GNOME Bugzilla – Bug 632557
[macros] Define restrict keyword if not available
Last modified: 2010-12-03 19:48:33 UTC
See attached patch.
Created attachment 172723 [details] [review] macros: Define restrict keyword if not available This change always defines the restrict keyword if a non-C99 C compiler is used. In the case of GCC >= 4 it will be defined to __restrict__, in all other cases to nothing. This allows to use the restrict keyword unconditionally.
good idea. please push after freeze :)
commit a797b9f22bf548ff5caa70d670d26aaaade6540e Author: Sebastian Dröge <sebastian.droege@collabora.co.uk> Date: Tue Oct 19 15:52:30 2010 +0200 macros: Define restrict keyword if not available This change always defines the restrict keyword if a non-C99 C compiler is used. In the case of GCC >= 4 it will be defined to __restrict__, in all other cases to nothing. This allows to use the restrict keyword unconditionally.

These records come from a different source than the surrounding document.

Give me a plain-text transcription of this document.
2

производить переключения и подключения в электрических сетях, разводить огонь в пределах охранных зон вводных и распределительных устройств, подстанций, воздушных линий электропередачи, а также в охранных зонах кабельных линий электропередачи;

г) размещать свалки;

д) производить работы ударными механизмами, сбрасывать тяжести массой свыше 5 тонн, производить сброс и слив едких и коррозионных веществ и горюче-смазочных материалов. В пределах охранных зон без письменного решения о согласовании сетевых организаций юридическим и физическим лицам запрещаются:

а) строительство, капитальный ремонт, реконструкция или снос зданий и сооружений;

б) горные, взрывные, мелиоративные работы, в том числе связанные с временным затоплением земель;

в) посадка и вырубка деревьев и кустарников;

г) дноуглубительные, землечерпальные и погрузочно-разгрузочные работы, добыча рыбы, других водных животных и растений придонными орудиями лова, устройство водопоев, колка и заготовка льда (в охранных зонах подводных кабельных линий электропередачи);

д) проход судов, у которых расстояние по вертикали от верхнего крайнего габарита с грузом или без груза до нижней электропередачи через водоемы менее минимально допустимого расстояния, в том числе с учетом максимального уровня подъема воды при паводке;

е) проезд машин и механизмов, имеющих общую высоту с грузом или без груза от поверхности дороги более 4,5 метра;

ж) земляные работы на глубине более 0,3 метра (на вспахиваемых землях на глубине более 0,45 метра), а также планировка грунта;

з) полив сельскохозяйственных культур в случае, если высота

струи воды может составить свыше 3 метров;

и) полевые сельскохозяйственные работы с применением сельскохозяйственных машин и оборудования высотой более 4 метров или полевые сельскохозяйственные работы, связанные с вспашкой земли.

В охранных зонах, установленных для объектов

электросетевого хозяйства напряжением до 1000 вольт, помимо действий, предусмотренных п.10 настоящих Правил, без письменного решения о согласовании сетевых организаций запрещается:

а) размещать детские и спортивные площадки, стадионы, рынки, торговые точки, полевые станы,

Do we really want to do this in the global namespace? If we want to use this in headers, we should define GST_RESTRICT.
What problems do you see here? It's the same as for "inline", which is defined by GLib headers if it isn't available
Good point. I suppose the only error is if some theoretical non-gcc compiler supports restrict, but not c99. In that case, any 'restrict' in user code gets defined away, which *might* cause a minor performance loss. We can deal with that if it happens.